If your PMDD has kicked in, revert to the list of phrases I mentioned in my last post. What works with children and family members works just as well with partners. Or make up your own list. Agree on these code phrases beforehand, when you are feeling well. Then, when the bad days come, you’ll have them ready to diffuse tense situations that arise.
A good relationship of any kind is based on mutual admiration and respect. If you’re in a good relationship, your partner will respect your need for space or extra attention when the bad days come. If you’re not, you will likely find yourself with a partner who ignores you, demeans you, eggs you on, refuses to believe you, and/or abandons you when you most need love and support. Partners like this only add to the problem, because they create stress. Stress exacerbates PMDD and PMDD causes stress.
So the best thing you can do for yourself is to find a partner who will not add to your stress when you are already stressed. If your partner simply won’t listen, then there’s more going on in your relationship than just your PMDD. Don’t let anyone blame you or your PMDD solely for the failures in a relationship, be they friends, family, or your significant other. It takes two people to have a relationship. If you’re trying, and the other party isn’t—it’s not just about your PMDD. They’re using your PMDD as an excuse to avoid looking at whatever else may be going wrong in the relationship.

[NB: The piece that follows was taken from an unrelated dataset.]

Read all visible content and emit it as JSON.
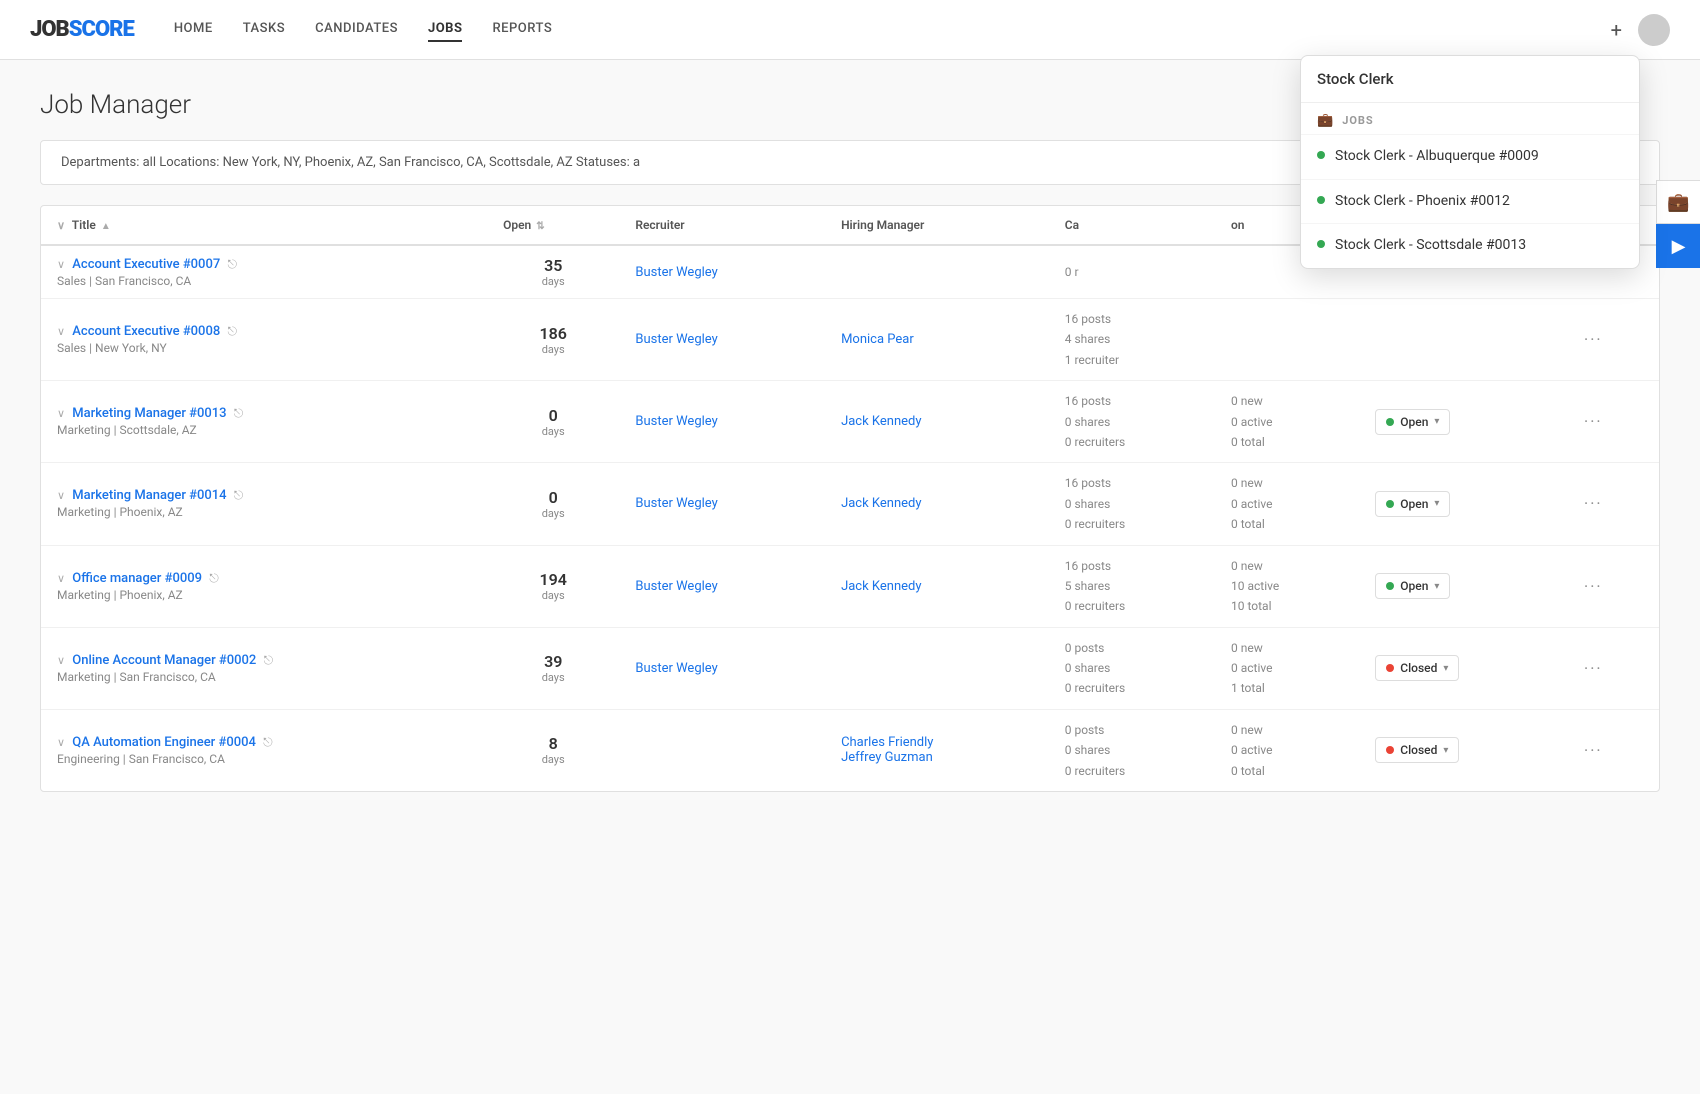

I don’t know any gentler way to say it. If somebody loves you, truly loves you, they will work with you to find a way to make your life easier and your episodes more bearable. They will be open to information and resources on the subject, and will want to help you get better. They will not walk away, and they will not cast 100% of the blame on you. They may not be happy with you at times, but they will be there for you.
If they are not…then you need to start at the beginning again…and learn how to be there for yourself.